7- La lecture des taux hormonaux aurait dû être plus précise. L’auteur déclare : « Les échantillons de sang ont été obtenus après un jeûne de 8 heures et 1 jour de repos complet, car le but du test était de faire la distinction entre les changements aigus et chroniques de la testostérone totale et du cortisol ».

Ce type d’intervention ne donne que des informations sur le statut hormonal à un moment donné.

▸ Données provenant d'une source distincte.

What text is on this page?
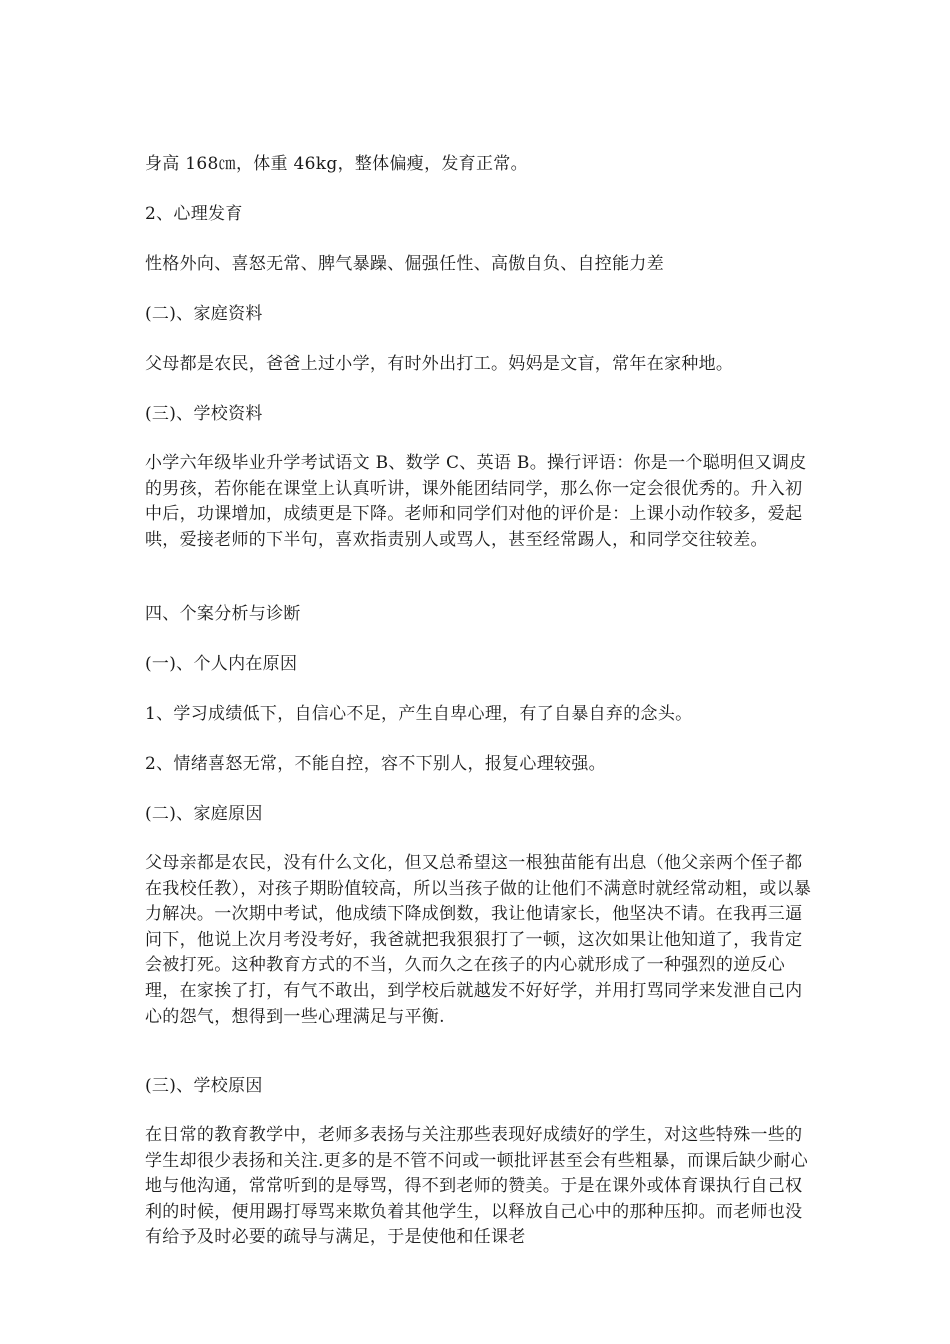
身高 168㎝，体重 46kg，整体偏瘦，发育正常。

2、心理发育

性格外向、喜怒无常、脾气暴躁、倔强任性、高傲自负、自控能力差

(二)、家庭资料

父母都是农民，爸爸上过小学，有时外出打工。妈妈是文盲，常年在家种地。

(三)、学校资料

小学六年级毕业升学考试语文 B、数学 C、英语 B。操行评语：你是一个聪明但又调皮的男孩，若你能在课堂上认真听讲，课外能团结同学，那么你一定会很优秀的。升入初中后，功课增加，成绩更是下降。老师和同学们对他的评价是：上课小动作较多，爱起哄，爱接老师的下半句，喜欢指责别人或骂人，甚至经常踢人，和同学交往较差。

四、个案分析与诊断

(一)、个人内在原因

1、学习成绩低下，自信心不足，产生自卑心理，有了自暴自弃的念头。

2、情绪喜怒无常，不能自控，容不下别人，报复心理较强。

(二)、家庭原因

父母亲都是农民，没有什么文化，但又总希望这一根独苗能有出息（他父亲两个侄子都在我校任教），对孩子期盼值较高，所以当孩子做的让他们不满意时就经常动粗，或以暴力解决。一次期中考试，他成绩下降成倒数，我让他请家长，他坚决不请。在我再三逼问下，他说上次月考没考好，我爸就把我狠狠打了一顿，这次如果让他知道了，我肯定会被打死。这种教育方式的不当，久而久之在孩子的内心就形成了一种强烈的逆反心理，在家挨了打，有气不敢出，到学校后就越发不好好学，并用打骂同学来发泄自己内心的怨气，想得到一些心理满足与平衡.

(三)、学校原因

在日常的教育教学中，老师多表扬与关注那些表现好成绩好的学生，对这些特殊一些的学生却很少表扬和关注.更多的是不管不问或一顿批评甚至会有些粗暴，而课后缺少耐心地与他沟通，常常听到的是辱骂，得不到老师的赞美。于是在课外或体育课执行自己权利的时候，便用踢打辱骂来欺负着其他学生，以释放自己心中的那种压抑。而老师也没有给予及时必要的疏导与满足，于是使他和任课老
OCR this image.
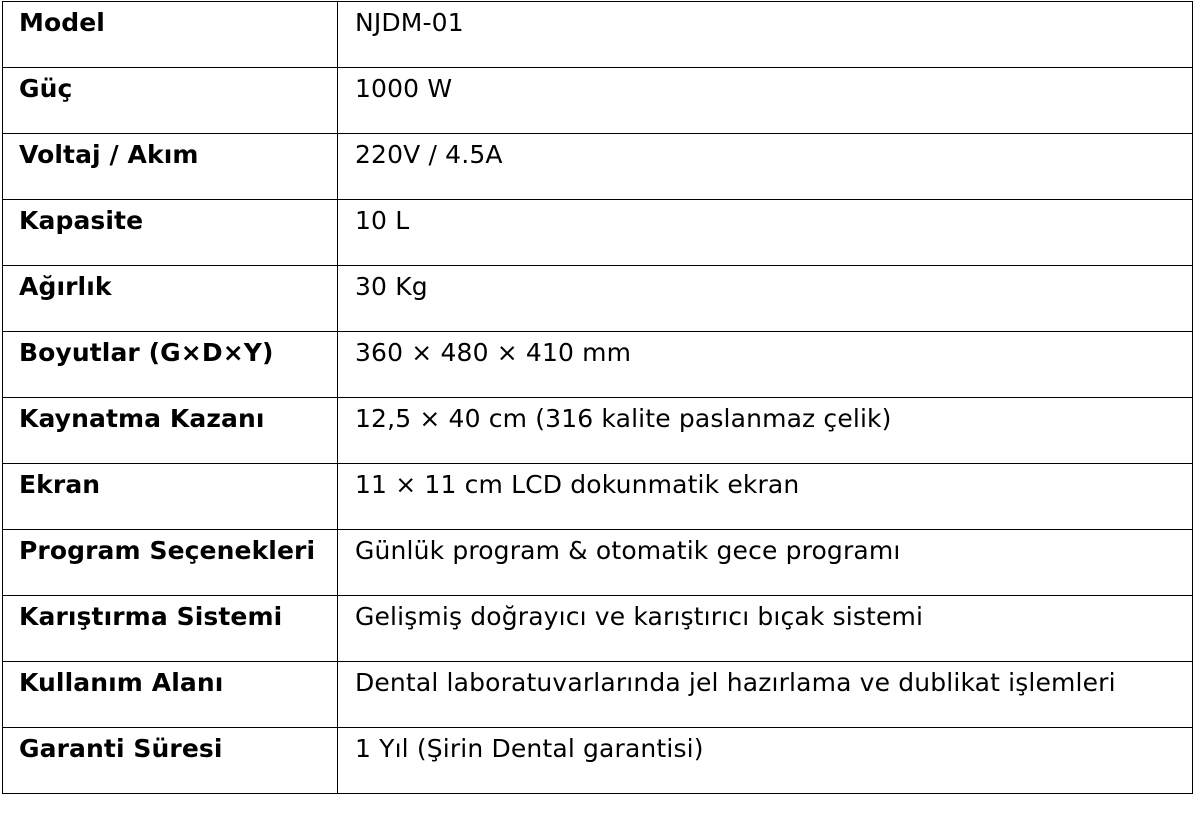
Model	NJDM-01
Güç	1000 W
Voltaj / Akım	220V / 4.5A
Kapasite	10 L
Ağırlık	30 Kg
Boyutlar (G×D×Y)	360 × 480 × 410 mm
Kaynatma Kazanı	12,5 × 40 cm (316 kalite paslanmaz çelik)
Ekran	11 × 11 cm LCD dokunmatik ekran
Program Seçenekleri	Günlük program & otomatik gece programı
Karıştırma Sistemi	Gelişmiş doğrayıcı ve karıştırıcı bıçak sistemi
Kullanım Alanı	Dental laboratuvarlarında jel hazırlama ve dublikat işlemleri
Garanti Süresi	1 Yıl (Şirin Dental garantisi)
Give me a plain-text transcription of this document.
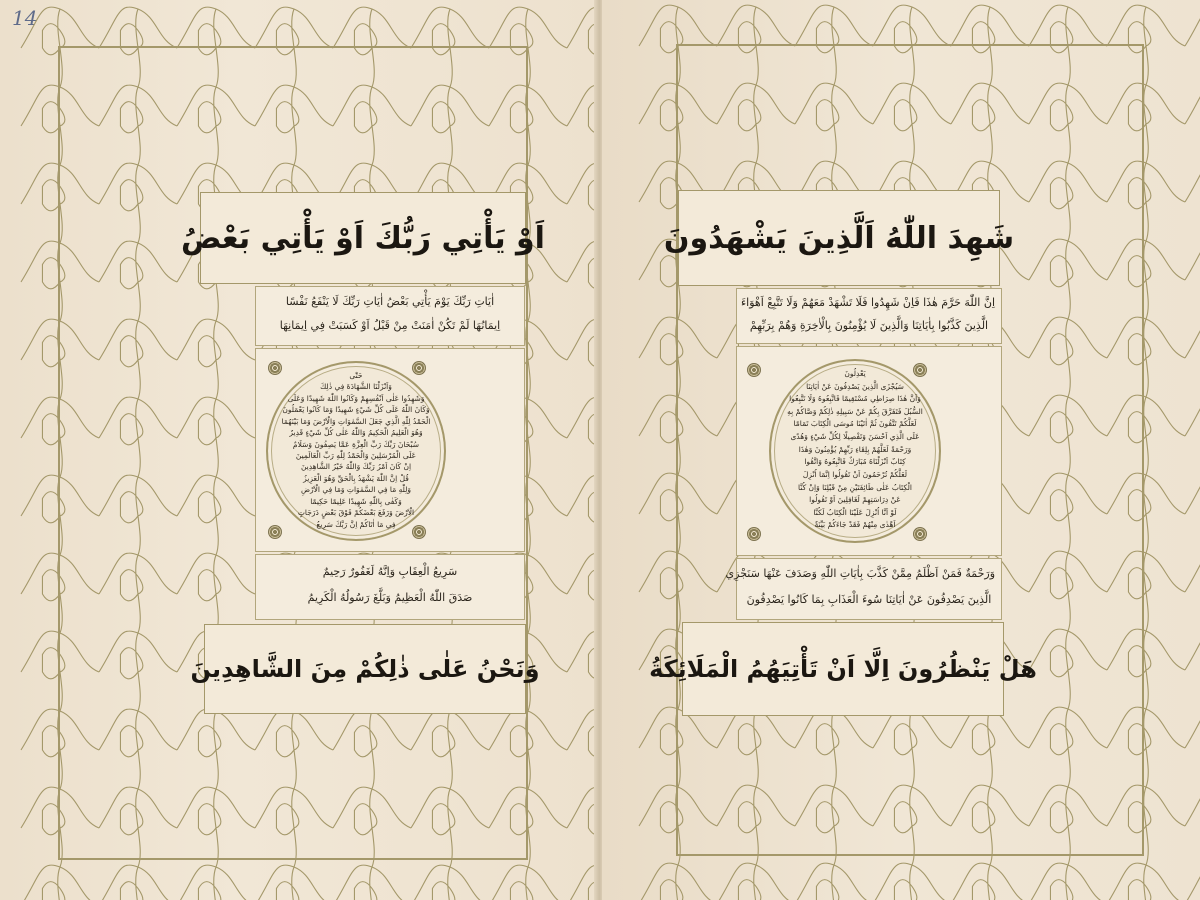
14
اَوْ يَأْتِي رَبُّكَ اَوْ يَأْتِي بَعْضُ
اٰيَاتِ رَبِّكَ يَوْمَ يَأْتِي بَعْضُ اٰيَاتِ رَبِّكَ لَا يَنْفَعُ نَفْسًا
اِيمَانُهَا لَمْ تَكُنْ اٰمَنَتْ مِنْ قَبْلُ اَوْ كَسَبَتْ فِي اِيمَانِهَا
حَتّٰى
وَاَنْزَلْنَا الشَّهَادَةَ فِي ذٰلِكَ
وَشَهِدُوا عَلٰى اَنْفُسِهِمْ وَكَانُوا اللّٰهَ شَهِيدًا وَعَلَى
وَكَانَ اللّٰهُ عَلَى كُلِّ شَيْءٍ شَهِيدًا وَمَا كَانُوا يَعْمَلُونَ
الْحَمْدُ لِلّٰهِ الَّذِي جَعَلَ السَّمٰوَاتِ وَالْاَرْضَ وَمَا بَيْنَهُمَا
وَهُوَ الْعَلِيمُ الْحَكِيمُ وَاللّٰهُ عَلٰى كُلِّ شَيْءٍ قَدِيرٌ
سُبْحَانَ رَبِّكَ رَبِّ الْعِزَّةِ عَمَّا يَصِفُونَ وَسَلَامٌ
عَلَى الْمُرْسَلِينَ وَالْحَمْدُ لِلّٰهِ رَبِّ الْعَالَمِينَ
اِنْ كَانَ اَمْرُ رَبِّكَ وَاللّٰهُ خَيْرُ الشَّاهِدِينَ
قُلْ اِنَّ اللّٰهَ يَشْهَدُ بِالْحَقِّ وَهُوَ الْعَزِيزُ
وَلِلّٰهِ مَا فِي السَّمٰوَاتِ وَمَا فِي الْاَرْضِ
وَكَفٰى بِاللّٰهِ شَهِيدًا عَلِيمًا حَكِيمًا
الْاَرْضَ وَرَفَعَ بَعْضَكُمْ فَوْقَ بَعْضٍ دَرَجَاتٍ
فِي مَا اٰتَاكُمْ اِنَّ رَبَّكَ سَرِيعُ
سَرِيعُ الْعِقَابِ وَاِنَّهُ لَغَفُورٌ رَحِيمٌ
صَدَقَ اللّٰهُ الْعَظِيمُ وَبَلَّغَ رَسُولُهُ الْكَرِيمُ
وَنَحْنُ عَلٰى ذٰلِكُمْ مِنَ الشَّاهِدِينَ
شَهِدَ اللّٰهُ اَلَّذِينَ يَشْهَدُونَ
اِنَّ اللّٰهَ حَرَّمَ هٰذَا فَاِنْ شَهِدُوا فَلَا تَشْهَدْ مَعَهُمْ وَلَا تَتَّبِعْ اَهْوَاءَ
الَّذِينَ كَذَّبُوا بِاٰيَاتِنَا وَالَّذِينَ لَا يُؤْمِنُونَ بِالْاٰخِرَةِ وَهُمْ بِرَبِّهِمْ
يَعْدِلُونَ
سَيُجْزَى الَّذِينَ يَصْدِفُونَ عَنْ اٰيَاتِنَا
وَاَنَّ هٰذَا صِرَاطِي مُسْتَقِيمًا فَاتَّبِعُوهُ وَلَا تَتَّبِعُوا
السُّبُلَ فَتَفَرَّقَ بِكُمْ عَنْ سَبِيلِهِ ذٰلِكُمْ وَصَّاكُمْ بِهِ
لَعَلَّكُمْ تَتَّقُونَ ثُمَّ اٰتَيْنَا مُوسَى الْكِتَابَ تَمَامًا
عَلَى الَّذِي اَحْسَنَ وَتَفْصِيلًا لِكُلِّ شَيْءٍ وَهُدًى
وَرَحْمَةً لَعَلَّهُمْ بِلِقَاءِ رَبِّهِمْ يُؤْمِنُونَ وَهٰذَا
كِتَابٌ اَنْزَلْنَاهُ مُبَارَكٌ فَاتَّبِعُوهُ وَاتَّقُوا
لَعَلَّكُمْ تُرْحَمُونَ اَنْ تَقُولُوا اِنَّمَا اُنْزِلَ
الْكِتَابُ عَلٰى طَائِفَتَيْنِ مِنْ قَبْلِنَا وَاِنْ كُنَّا
عَنْ دِرَاسَتِهِمْ لَغَافِلِينَ اَوْ تَقُولُوا
لَوْ اَنَّا اُنْزِلَ عَلَيْنَا الْكِتَابُ لَكُنَّا
اَهْدٰى مِنْهُمْ فَقَدْ جَاءَكُمْ بَيِّنَةٌ
وَرَحْمَةٌ فَمَنْ اَظْلَمُ مِمَّنْ كَذَّبَ بِاٰيَاتِ اللّٰهِ وَصَدَفَ عَنْهَا سَنَجْزِي
الَّذِينَ يَصْدِفُونَ عَنْ اٰيَاتِنَا سُوءَ الْعَذَابِ بِمَا كَانُوا يَصْدِفُونَ
هَلْ يَنْظُرُونَ اِلَّا اَنْ تَأْتِيَهُمُ الْمَلَائِكَةُ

Parce que les hormones fluctuent, je pense que les échantillons auraient dû être prélevés plus d’une fois afin de voir l’évolution de la fluctuation hormonale.

 

Conclusion

 

En raison des 7 préoccupations que j’ai abordées, vous devez savoir que dans ces conditions d’entrainement particulière, il ne semble pas y avoir de différences significatives entre la formation « une fois par jour » ou « deux fois par jour ». D’après moi, le fait de vous entraîner une ou deux fois par jour doit être basé sur d’autres variables comme la quantité de repos nécessaire, les méthodes de récupération, le nombre de séances, l’accoutumance à un tel type d’entraînement, et le niveau de stress général (Peut-être que s’entraîner deux fois par jour n’est pas optimal si vous devez travailler et gagner votre vie).

 

Encore une fois d’après moi, l’haltérophile débutant ou intermédiaire ne devrait pas se préoccuper de s’entraîner deux fois par jour. Trois à cinq séances d’entraînement par semaine suffisent. Au fur et à mesure de votre progression, vous pouvez ajouter des séances si vous le souhaitez mais n’oubliez pas que parfois, moins c’est plus.

Et c’est particulièrement vrai en haltérophilie.